Well how do we feed others? Paul gives us the answer to this, "the fruit of the Spirit is love, joy, peace, patience, kindness, generosity, faithfulness, gentleness, and self-control." (Galatians 5:22-23a). If this is fruit this is what feeds others. Giving kind things truly does feed others. People are starved for this kind of response nowadays because we have fallen into the secular trap of right and wrong and forgotten all of these things go a long ways. It is different than Rome and power, it is different than strength and might and it is the fruit we all long to eat from. How often have you felt filled by any of the opposites of these? Feeding others means we try to tend to making these fruits of the Spirit. We may not possess all of them, but each one drives us closer to being able to feed one another.

It is no accident we give the peace to one another. Truly wishing peace to one another brings us to the table of love, God's love sacrificed and this is what Jesus is saying about the Good Shepherd. It is ultimately in Christ's example that we see this come alive. Especially in John's gospel, whether it is a visitor at night with questions like Nicodemus, or a Samaritan woman at a well, or a blind man who we get a fuller story of these are the examples Jesus leaves us of discipleship. Patience, kindness, love, and always the self-control of knowing whose we are and what we are called to do.

Tending the sheep. Tending is a lot of watching. Tending is watching just like we do for our young ones. It involves all of the Spirit's gifts. It also means we don't grow weary and take our eyes off of one another. This is what marked the early Christians as we read in Acts. They had care one for another. There was a song long ago called they will know we are Christians by our love. This is a mark of tending and one which doesn't seem to mark us today. We were marked by the ultimate price of love, Jesus laid down his life and in today's gospel Jesus says it is by his own choice.

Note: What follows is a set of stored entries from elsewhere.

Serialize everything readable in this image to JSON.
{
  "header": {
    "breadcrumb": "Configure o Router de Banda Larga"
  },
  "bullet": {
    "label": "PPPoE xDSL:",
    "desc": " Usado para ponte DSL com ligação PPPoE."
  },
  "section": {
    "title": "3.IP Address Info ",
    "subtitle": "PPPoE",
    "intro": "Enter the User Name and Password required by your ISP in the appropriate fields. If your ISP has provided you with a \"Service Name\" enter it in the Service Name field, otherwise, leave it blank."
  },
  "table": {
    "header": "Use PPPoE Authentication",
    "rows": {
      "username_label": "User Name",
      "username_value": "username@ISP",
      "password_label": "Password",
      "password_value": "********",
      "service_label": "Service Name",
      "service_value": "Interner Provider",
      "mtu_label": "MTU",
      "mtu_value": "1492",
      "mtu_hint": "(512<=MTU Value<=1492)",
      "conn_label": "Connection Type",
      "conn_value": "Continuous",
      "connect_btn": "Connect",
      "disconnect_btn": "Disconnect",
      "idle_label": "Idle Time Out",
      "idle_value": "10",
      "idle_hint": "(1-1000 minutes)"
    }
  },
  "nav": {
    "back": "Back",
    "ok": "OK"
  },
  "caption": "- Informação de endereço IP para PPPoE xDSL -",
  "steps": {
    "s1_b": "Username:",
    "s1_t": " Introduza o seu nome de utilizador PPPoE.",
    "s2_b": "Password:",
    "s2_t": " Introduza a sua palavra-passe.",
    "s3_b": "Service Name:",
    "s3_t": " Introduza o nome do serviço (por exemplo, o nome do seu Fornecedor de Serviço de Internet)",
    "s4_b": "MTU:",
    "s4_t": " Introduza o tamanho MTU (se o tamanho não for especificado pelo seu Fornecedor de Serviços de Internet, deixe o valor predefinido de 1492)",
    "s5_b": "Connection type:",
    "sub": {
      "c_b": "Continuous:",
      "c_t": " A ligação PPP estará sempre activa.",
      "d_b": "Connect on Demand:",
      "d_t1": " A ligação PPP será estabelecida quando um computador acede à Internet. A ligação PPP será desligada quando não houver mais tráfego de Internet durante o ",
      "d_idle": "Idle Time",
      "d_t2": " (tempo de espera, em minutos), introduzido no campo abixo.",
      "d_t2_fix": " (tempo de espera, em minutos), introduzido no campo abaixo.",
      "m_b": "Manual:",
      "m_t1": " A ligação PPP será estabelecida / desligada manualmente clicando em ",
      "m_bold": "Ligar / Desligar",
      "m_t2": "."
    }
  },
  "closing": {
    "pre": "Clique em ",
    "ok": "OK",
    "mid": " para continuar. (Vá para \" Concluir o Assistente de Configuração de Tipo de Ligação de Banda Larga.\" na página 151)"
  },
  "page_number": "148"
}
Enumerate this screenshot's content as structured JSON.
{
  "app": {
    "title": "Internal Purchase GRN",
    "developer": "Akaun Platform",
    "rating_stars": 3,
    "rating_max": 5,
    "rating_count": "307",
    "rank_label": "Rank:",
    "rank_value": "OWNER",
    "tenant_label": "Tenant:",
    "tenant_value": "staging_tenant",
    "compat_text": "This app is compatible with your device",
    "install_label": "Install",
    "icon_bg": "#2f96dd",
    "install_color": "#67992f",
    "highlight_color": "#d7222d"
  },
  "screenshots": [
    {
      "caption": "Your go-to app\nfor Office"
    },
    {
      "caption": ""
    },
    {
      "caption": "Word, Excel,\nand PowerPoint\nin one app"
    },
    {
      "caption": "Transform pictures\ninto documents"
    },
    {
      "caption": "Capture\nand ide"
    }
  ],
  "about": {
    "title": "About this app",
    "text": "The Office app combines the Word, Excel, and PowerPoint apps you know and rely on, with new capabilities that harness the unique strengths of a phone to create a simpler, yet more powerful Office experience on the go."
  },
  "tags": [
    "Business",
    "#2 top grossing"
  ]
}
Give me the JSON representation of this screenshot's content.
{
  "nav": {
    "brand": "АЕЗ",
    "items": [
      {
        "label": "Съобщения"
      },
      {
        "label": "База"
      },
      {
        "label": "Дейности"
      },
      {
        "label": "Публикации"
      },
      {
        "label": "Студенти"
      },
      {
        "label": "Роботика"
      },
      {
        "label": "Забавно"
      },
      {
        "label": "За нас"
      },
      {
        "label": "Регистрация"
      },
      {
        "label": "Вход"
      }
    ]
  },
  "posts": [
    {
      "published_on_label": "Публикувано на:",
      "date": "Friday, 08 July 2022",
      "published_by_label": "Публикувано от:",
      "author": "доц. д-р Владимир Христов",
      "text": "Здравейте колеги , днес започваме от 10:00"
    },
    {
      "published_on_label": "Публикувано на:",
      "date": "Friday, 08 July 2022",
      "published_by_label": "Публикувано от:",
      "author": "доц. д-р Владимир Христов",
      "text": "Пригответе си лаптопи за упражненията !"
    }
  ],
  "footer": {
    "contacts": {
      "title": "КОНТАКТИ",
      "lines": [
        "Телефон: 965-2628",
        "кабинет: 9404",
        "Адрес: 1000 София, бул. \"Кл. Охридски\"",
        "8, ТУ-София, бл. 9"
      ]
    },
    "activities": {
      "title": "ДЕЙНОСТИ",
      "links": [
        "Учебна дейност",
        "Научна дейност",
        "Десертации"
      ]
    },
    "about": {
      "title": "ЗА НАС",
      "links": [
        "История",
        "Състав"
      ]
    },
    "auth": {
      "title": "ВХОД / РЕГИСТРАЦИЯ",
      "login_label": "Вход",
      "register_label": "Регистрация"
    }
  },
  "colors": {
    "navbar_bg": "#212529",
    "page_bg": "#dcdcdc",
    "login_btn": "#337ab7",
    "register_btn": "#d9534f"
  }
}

Would you choose to tend the flock this much. There have been ones who have done this. Taking care of the sick, tending the dying, all for his love's sake. Tending is a gift and we need to learn to give it freely and abundantly. We will find tending never is a limited action because in tending we are being tended to also. It is an act of giving and receiving.

Shepherd my sheep. By feeding and tending we are shepherding. We are watching out one for another and showing God's love in the world. Shepherding means we try our hardest to follow the example made by Jesus the Good Shepherd. We try as hard as we can to follow this example. It is hard work. It means attending to ourselves, to one another, to the dangers outside which can come and weaken us to seeing what it means in the first place. It means listening to the voice of the first Shepherd and finding it in our own lives.

These last two follow if we are attentive to feeding one another. It is our response to the love we have been given. In Madeleine L'Engle's book "A Wrinkle in Time" the shepherding comes from these three women to Meg, her brother Charles Wallace, and Calvin, her friend. These women give the foundation for a choice Meg has to make later on. A choice for life or death and she is well equipped to make it, she just has to believe in herself. To rely on the foundations of what she has been taught and to give that foundation in answer to all the darkness which begins to surround her. The answer is love. When we have good shepherding we can begin to know just who we are and whose we are. To choose the way Christ chose and lay down love for others. It is what the world needs.